Countries with higher percentage of LBW are the countries with higher percentage of women with low body mass index. Several studies have reported positive correlation between maternal anthropometry and birth weight in different populations [6,28,29]. India’s poor fetal growth is at least partly caused by maternal chronic energy deficiency and stunting [30,31]. We observed significant positive association of maternal nutritional status with birth weight, but significant risk for LBW was seen only in case of low maternal weight (OR-2.1; CI-1.2-3.6) and BMI (OR-1.8;CI-1.1-2.9). With regard to maternal diet, significant risk for LBW was observed for the low (<2/d), consumption of staple food like roti (OR=1.7, CI-1.0-2.9), and no consumption of functional food like milk (OR=1.8,CI-1.0-3.1), even after adjusting for other maternal confounders. The finding assumes importance in view of the fact that maternal diet is the only modifiable avenue for tackling the problem of LBW.
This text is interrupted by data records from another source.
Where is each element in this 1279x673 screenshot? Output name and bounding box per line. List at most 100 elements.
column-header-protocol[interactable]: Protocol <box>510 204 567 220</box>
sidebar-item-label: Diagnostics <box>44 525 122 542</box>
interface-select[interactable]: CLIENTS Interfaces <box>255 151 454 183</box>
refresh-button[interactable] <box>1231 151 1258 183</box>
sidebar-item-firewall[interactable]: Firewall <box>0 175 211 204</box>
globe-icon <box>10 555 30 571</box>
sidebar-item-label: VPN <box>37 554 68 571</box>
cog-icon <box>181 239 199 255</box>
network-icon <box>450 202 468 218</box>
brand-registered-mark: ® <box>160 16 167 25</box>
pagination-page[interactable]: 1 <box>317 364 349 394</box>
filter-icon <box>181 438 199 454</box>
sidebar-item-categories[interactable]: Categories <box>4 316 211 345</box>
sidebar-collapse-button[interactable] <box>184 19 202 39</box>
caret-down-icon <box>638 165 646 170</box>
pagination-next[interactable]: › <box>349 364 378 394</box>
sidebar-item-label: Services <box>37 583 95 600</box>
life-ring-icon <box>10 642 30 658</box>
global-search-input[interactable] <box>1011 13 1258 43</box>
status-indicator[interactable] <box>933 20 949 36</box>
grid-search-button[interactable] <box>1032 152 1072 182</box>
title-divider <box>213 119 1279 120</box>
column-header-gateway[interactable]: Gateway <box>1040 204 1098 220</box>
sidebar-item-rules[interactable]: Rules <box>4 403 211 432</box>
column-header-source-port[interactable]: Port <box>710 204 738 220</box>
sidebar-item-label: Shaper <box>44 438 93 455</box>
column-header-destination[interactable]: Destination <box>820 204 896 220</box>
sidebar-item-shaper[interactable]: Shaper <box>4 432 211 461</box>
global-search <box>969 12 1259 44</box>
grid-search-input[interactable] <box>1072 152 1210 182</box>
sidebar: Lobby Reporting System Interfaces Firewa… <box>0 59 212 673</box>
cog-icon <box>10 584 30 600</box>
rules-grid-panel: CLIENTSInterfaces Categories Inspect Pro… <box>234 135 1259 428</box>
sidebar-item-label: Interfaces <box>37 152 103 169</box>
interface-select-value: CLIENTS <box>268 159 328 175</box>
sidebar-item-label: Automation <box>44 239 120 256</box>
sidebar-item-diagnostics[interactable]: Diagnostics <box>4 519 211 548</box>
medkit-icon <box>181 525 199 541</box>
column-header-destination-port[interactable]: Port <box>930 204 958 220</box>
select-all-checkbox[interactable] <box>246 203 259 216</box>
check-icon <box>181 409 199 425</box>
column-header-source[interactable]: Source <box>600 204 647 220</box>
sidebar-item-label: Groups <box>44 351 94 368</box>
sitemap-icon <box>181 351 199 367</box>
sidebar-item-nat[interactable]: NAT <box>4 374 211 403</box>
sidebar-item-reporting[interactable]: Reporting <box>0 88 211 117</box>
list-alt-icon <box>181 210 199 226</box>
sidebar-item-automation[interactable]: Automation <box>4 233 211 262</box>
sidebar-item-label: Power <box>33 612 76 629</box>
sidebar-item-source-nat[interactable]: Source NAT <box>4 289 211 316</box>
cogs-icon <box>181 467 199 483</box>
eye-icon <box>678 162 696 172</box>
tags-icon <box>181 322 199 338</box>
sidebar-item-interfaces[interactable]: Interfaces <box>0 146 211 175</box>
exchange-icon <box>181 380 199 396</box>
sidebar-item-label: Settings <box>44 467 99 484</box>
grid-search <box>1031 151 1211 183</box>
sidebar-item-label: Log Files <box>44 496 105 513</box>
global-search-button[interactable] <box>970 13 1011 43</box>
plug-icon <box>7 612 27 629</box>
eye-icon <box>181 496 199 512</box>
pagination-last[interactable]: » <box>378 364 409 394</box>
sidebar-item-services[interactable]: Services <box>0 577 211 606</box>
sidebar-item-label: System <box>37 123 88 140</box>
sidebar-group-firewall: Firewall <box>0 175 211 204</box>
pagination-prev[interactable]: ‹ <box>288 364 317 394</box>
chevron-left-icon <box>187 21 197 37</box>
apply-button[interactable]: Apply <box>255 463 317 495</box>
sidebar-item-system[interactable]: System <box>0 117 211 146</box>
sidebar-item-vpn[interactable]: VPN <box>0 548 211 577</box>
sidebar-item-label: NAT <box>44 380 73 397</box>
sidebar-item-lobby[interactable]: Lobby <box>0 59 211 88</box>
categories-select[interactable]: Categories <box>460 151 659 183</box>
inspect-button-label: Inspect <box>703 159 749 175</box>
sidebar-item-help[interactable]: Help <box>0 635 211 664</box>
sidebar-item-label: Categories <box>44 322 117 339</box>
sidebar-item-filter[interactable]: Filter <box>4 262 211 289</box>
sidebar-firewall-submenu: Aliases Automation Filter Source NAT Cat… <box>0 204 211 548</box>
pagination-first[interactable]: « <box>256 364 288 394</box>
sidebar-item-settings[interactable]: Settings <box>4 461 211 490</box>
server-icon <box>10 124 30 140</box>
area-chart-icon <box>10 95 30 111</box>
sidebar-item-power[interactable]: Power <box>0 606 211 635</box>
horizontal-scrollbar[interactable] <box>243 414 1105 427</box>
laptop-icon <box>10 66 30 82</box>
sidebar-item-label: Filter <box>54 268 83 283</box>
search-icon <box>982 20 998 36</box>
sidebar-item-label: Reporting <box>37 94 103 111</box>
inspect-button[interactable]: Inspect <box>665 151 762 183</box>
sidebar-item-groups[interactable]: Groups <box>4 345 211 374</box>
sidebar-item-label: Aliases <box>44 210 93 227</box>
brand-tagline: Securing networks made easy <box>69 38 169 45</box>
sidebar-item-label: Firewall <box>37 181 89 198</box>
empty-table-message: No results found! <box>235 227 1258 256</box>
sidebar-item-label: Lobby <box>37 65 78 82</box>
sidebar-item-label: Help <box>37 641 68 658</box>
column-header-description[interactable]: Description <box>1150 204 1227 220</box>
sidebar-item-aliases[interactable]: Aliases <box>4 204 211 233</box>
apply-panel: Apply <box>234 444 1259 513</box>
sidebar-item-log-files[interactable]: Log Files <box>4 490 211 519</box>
One of the limitations of our study is that the cut off for enrolment was 20 weeks in view of the fact that in India mothers from rural or poorer sections are still not registering early in pregnancy and is always a problem. Nevertheless, MIMER hospital being in the periphery of Pune city we were able to get about 75% of mothers registering within 16 weeks. Although there may be factors in the 2nd trimester, related to pathophysiology of LBW, the smaller proportion registering late in pregnancy is unlikely to invalidate the findings based on scoring system.
CONCLUSION
In conclusion, we observed that a scoring system based on only 5 maternal variables all of which can be recorded at registration by a health worker lowest in hierarchy, can predict risk of LBW with high sensitivity. Further, it was also seen that mothers with poor reproductive health (poor pre pregnancy weight or younger age at registration), if advised to increase either the intake of staple food like roti or to initiate milk consumption of 1 cup/d, can substantially reduce risk for LBW. As it is hardly possible to improve upon the pre pregnant maternal variables like age, weight or obstetric history; dietary diversification remains to be the only option for reducing the risk of LBW. In view of both short term and long term health consequences of LBW, early prediction for risk of LBW is of utmost importance and will be of great help to increase the efficiency of the existing nutrition intervention programs in rural India.
ACKNOWLEDGEMENTS
We acknowledge the support of the management of MIMER medical college and department of Community medicine, MIMER Medical College for giving full support to do this study.